Inspired by lines in...

“One Art” Elizabeth Bishop

Dot

Colored dots create images in a style called pointillism.
In newsprint, stories told use black dots.
In the language of the blind, words in braille employ tactile dots.
Tattoos are created by engraving skin with ink dots.
Morse code speaks in the language of the dots.

The ellipsis is three dots meaning an omission
or a trailing off…
The period is the dot of stop.
Sister comma has a dot with a small tail
and manages only the pause.
She is either used too often or not enough
and it is the rare person who has mastered her properly.
To add to her mystique, if one raises her up
to make a contraction or to show possession
she changes her identity and becomes an apostrophe.
In duplicity she becomes quotation.
The colon twins offer things to come
and the semi-colon has come to be a substitute
for the comma with its own mysterious flair.

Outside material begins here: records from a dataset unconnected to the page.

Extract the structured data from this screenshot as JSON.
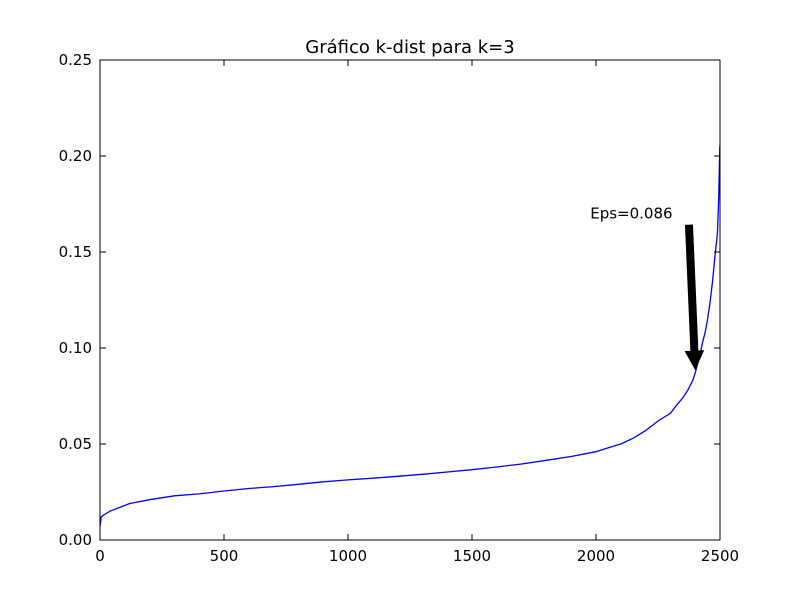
{
  "chart_data": {
    "type": "line",
    "title": "Gráfico k-dist para k=3",
    "xlabel": "",
    "ylabel": "",
    "xlim": [
      0,
      2500
    ],
    "ylim": [
      0,
      0.25
    ],
    "x_ticks": [
      0,
      500,
      1000,
      1500,
      2000,
      2500
    ],
    "x_tick_labels": [
      "0",
      "500",
      "1000",
      "1500",
      "2000",
      "2500"
    ],
    "y_ticks": [
      0,
      0.05,
      0.1,
      0.15,
      0.2,
      0.25
    ],
    "y_tick_labels": [
      "0.00",
      "0.05",
      "0.10",
      "0.15",
      "0.20",
      "0.25"
    ],
    "grid": false,
    "legend": "none",
    "series": [
      {
        "color": "#0000ff",
        "x": [
          0,
          5,
          15,
          40,
          80,
          120,
          200,
          300,
          400,
          500,
          600,
          700,
          800,
          900,
          1000,
          1100,
          1200,
          1300,
          1400,
          1500,
          1600,
          1700,
          1800,
          1900,
          2000,
          2050,
          2100,
          2150,
          2200,
          2250,
          2300,
          2330,
          2350,
          2370,
          2390,
          2400,
          2410,
          2420,
          2430,
          2440,
          2450,
          2460,
          2470,
          2480,
          2490,
          2495,
          2499
        ],
        "y": [
          0.007,
          0.012,
          0.013,
          0.015,
          0.017,
          0.019,
          0.021,
          0.023,
          0.024,
          0.0255,
          0.0268,
          0.0278,
          0.029,
          0.0303,
          0.0313,
          0.0322,
          0.0332,
          0.0342,
          0.0354,
          0.0366,
          0.038,
          0.0396,
          0.0415,
          0.0435,
          0.046,
          0.048,
          0.05,
          0.053,
          0.057,
          0.062,
          0.066,
          0.071,
          0.074,
          0.078,
          0.083,
          0.087,
          0.092,
          0.097,
          0.103,
          0.108,
          0.115,
          0.124,
          0.135,
          0.148,
          0.16,
          0.18,
          0.205
        ]
      }
    ],
    "annotations": [
      {
        "text": "Eps=0.086",
        "text_x": 2005,
        "text_y": 0.17,
        "arrow_from_x": 2375,
        "arrow_from_y": 0.164,
        "arrow_to_x": 2400,
        "arrow_to_y": 0.089
      }
    ]
  }
}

Then there are polka dots as in teeny weeny yellow
polka dot bikini whose purpose remains inscrutable
but somehow suggests deficiency.
When the dot-com bubble burst many folks lost their shirts.
Commands such as “be there at 6 on the dot” and
“sign on the dotted line” reveals its authoritarianism.
Great discoveries in human history have often been
described as the act of connecting the dots.
In ancient San script, the dot, nothing more than a dark spot
symbolized that profound mathematical concept, zero
allowing for the origin of calculus and all that followed.

Even the government makes use of the dot
as in the anacronym, Department of Transportation.
So many things use the multifaceted dot.

I once had a friend named Dot who had a way of making
a point that stuck with you forever and a more loyal friend
you could not have. She died of cancer that appeared
as black dots on an imaging film.

Here in this painting, a forest of dots along a shoreline
of dots, four dotted characters are loading goods
and supplies onto a dotted boat.
It seems innocent enough but an element of loss is felt
as if something was not complete or as if the ship
was taking away some of the forest.

“So many things seem filled with the intent to be lost”
sometimes even the ubiquitous dot
as if something is there and then it’s not.